Industry voices have been pushing regulators for years to come up with a system that accurately identifies and deals with commercial truckers who are potential dangers on the roads in California and nationally owing to alcohol and drug use.
“No carrier wants to put an unsafe driver behind the wheel,” said American Trucking Associations chairman Phil Byrd recently in comments responding to the FMCSA’s plan to establish a national database for monitoring purposes.
That database — a one-stop clearinghouse in the planning stage — is highly endorsed by truck companies, who believe that the tool will help ensure transparency and contribute to a drop in truck accidents.
For obvious reasons, commercial truck crashes often bring horrific consequences, often resulting in wrongful death claims.
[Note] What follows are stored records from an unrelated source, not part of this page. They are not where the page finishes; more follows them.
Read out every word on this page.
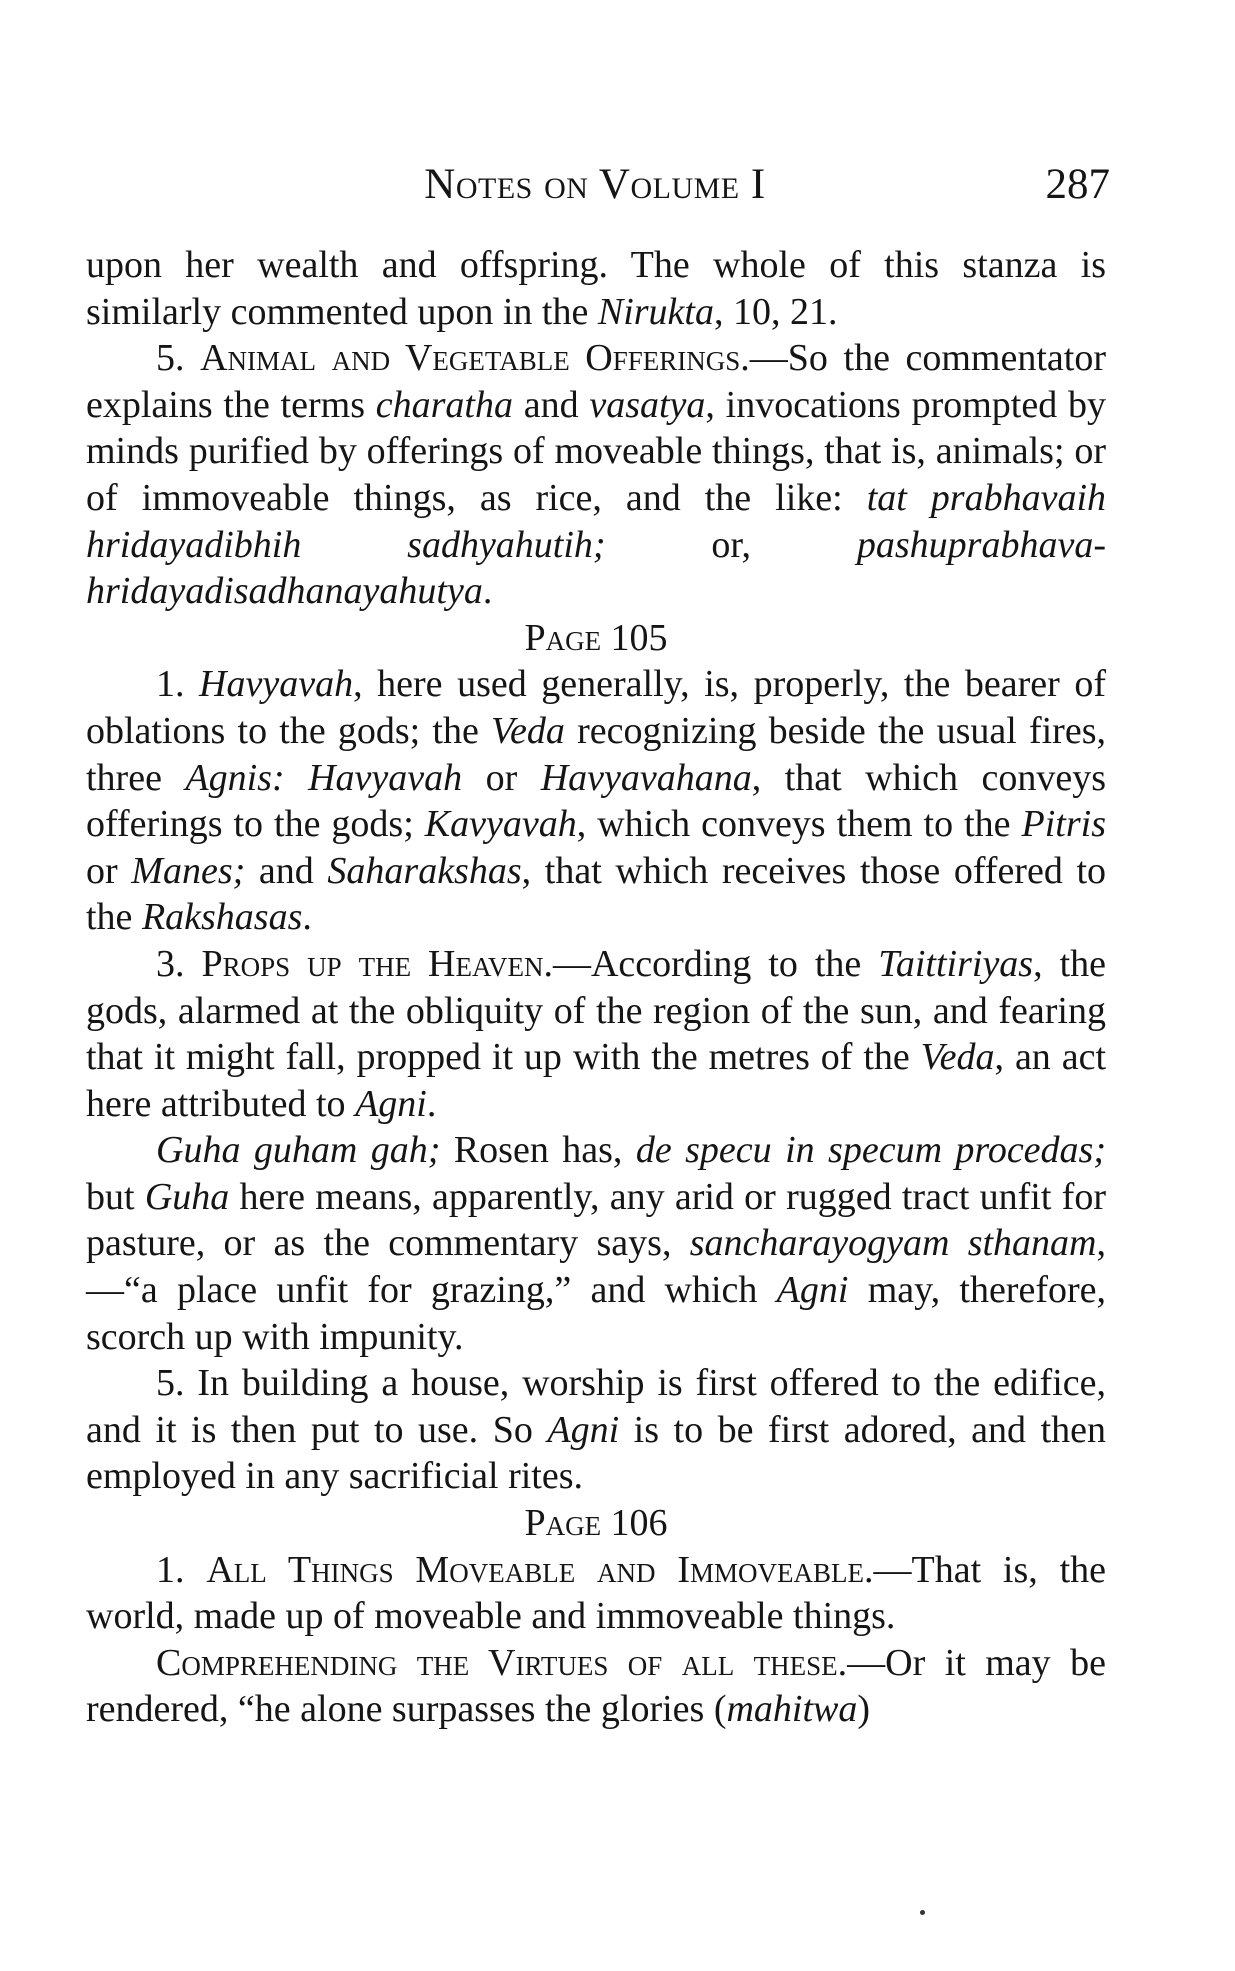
Notes on Volume I	287

upon her wealth and offspring. The whole of this stanza is similarly commented upon in the Nirukta, 10, 21.

5. Animal and Vegetable Offerings.—So the commentator explains the terms charatha and vasatya, invocations prompted by minds purified by offerings of moveable things, that is, animals; or of immoveable things, as rice, and the like: tat prabhavaih hridayadibhih sadhyahutih; or, pashuprabhava-hridayadisadhanayahutya.

Page 105

1. Havyavah, here used generally, is, properly, the bearer of oblations to the gods; the Veda recognizing beside the usual fires, three Agnis: Havyavah or Havyavahana, that which conveys offerings to the gods; Kavyavah, which conveys them to the Pitris or Manes; and Saharakshas, that which receives those offered to the Rakshasas.

3. Props up the Heaven.—According to the Taittiriyas, the gods, alarmed at the obliquity of the region of the sun, and fearing that it might fall, propped it up with the metres of the Veda, an act here attributed to Agni.

Guha guham gah; Rosen has, de specu in specum procedas; but Guha here means, apparently, any arid or rugged tract unfit for pasture, or as the commentary says, sancharayogyam sthanam,—“a place unfit for grazing,” and which Agni may, therefore, scorch up with impunity.

5. In building a house, worship is first offered to the edifice, and it is then put to use. So Agni is to be first adored, and then employed in any sacrificial rites.

Page 106

1. All Things Moveable and Immoveable.—That is, the world, made up of moveable and immoveable things.

Comprehending the Virtues of all these.—Or it may be rendered, “he alone surpasses the glories (mahitwa)
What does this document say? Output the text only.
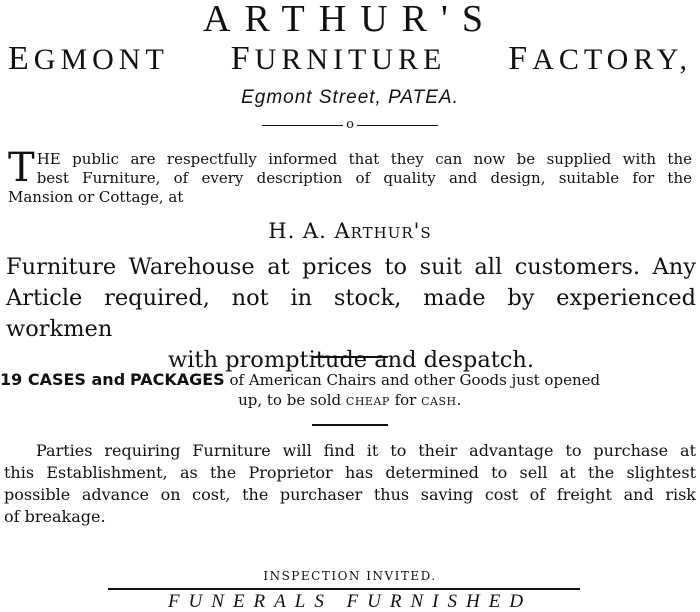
ARTHUR'S
EGMONT FURNITURE FACTORY,
Egmont Street, PATEA.
o
T HE public are respectfully informed that they can now be supplied with the
best Furniture, of every description of quality and design, suitable for the
Mansion or Cottage, at
H. A. Arthur's
Furniture Warehouse at prices to suit all customers. Any
Article required, not in stock, made by experienced workmen
with promptitude and despatch.
19 CASES and PACKAGES of American Chairs and other Goods just opened
up, to be sold cheap for cash.
Parties requiring Furniture will find it to their advantage to purchase at
this Establishment, as the Proprietor has determined to sell at the slightest
possible advance on cost, the purchaser thus saving cost of freight and risk
of breakage.
INSPECTION INVITED.
FUNERALS FURNISHED
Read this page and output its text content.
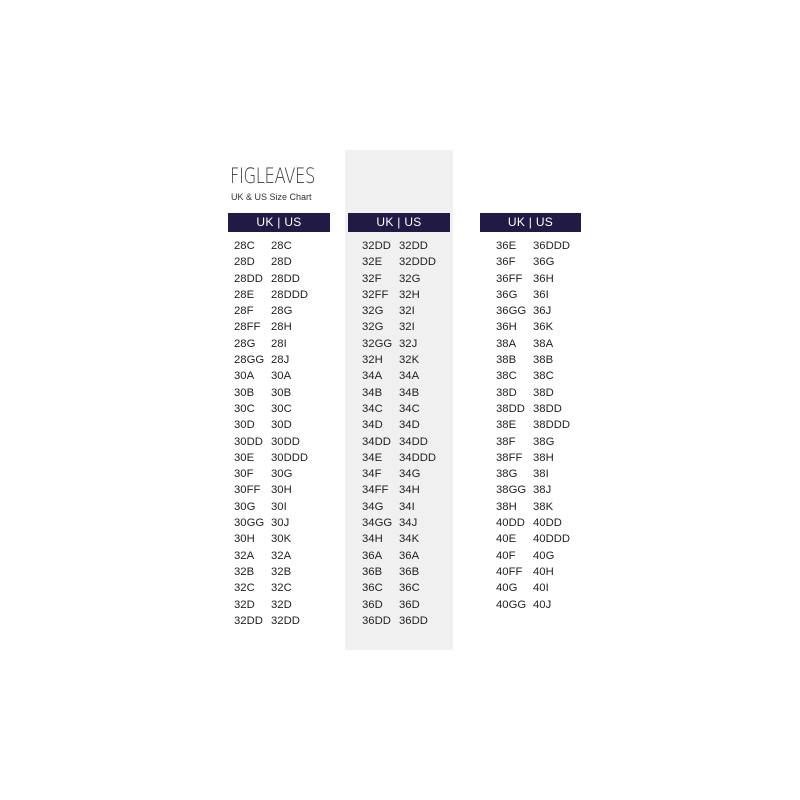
FIGLEAVES
UK & US Size Chart
UK | US
28C 28C
28D 28D
28DD 28DD
28E 28DDD
28F 28G
28FF 28H
28G 28I
28GG 28J
30A 30A
30B 30B
30C 30C
30D 30D
30DD 30DD
30E 30DDD
30F 30G
30FF 30H
30G 30I
30GG 30J
30H 30K
32A 32A
32B 32B
32C 32C
32D 32D
32DD 32DD
UK | US
32DD 32DD
32E 32DDD
32F 32G
32FF 32H
32G 32I
32G 32I
32GG 32J
32H 32K
34A 34A
34B 34B
34C 34C
34D 34D
34DD 34DD
34E 34DDD
34F 34G
34FF 34H
34G 34I
34GG 34J
34H 34K
36A 36A
36B 36B
36C 36C
36D 36D
36DD 36DD
UK | US
36E 36DDD
36F 36G
36FF 36H
36G 36I
36GG 36J
36H 36K
38A 38A
38B 38B
38C 38C
38D 38D
38DD 38DD
38E 38DDD
38F 38G
38FF 38H
38G 38I
38GG 38J
38H 38K
40DD 40DD
40E 40DDD
40F 40G
40FF 40H
40G 40I
40GG 40J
Industry officials are logically concerned with truckers having drug and/or alcohol problems that are undiscovered until too late.
The clearinghouse, which doesn’t yet have a scheduled release date, is expected to be a tool of great utility for its ability to house easily accessed data on commercial truckers’ testing results. Company officials can see this information at the hiring stage, along with data that reveals any past refusals to test and compliance (or lack thereof) with any mandated substance-abuse program.
It is expected that the clearinghouse will greatly undercut the ability of unscrupulous truckers seeking to hide adverse information by failing to disclose it on employment applications.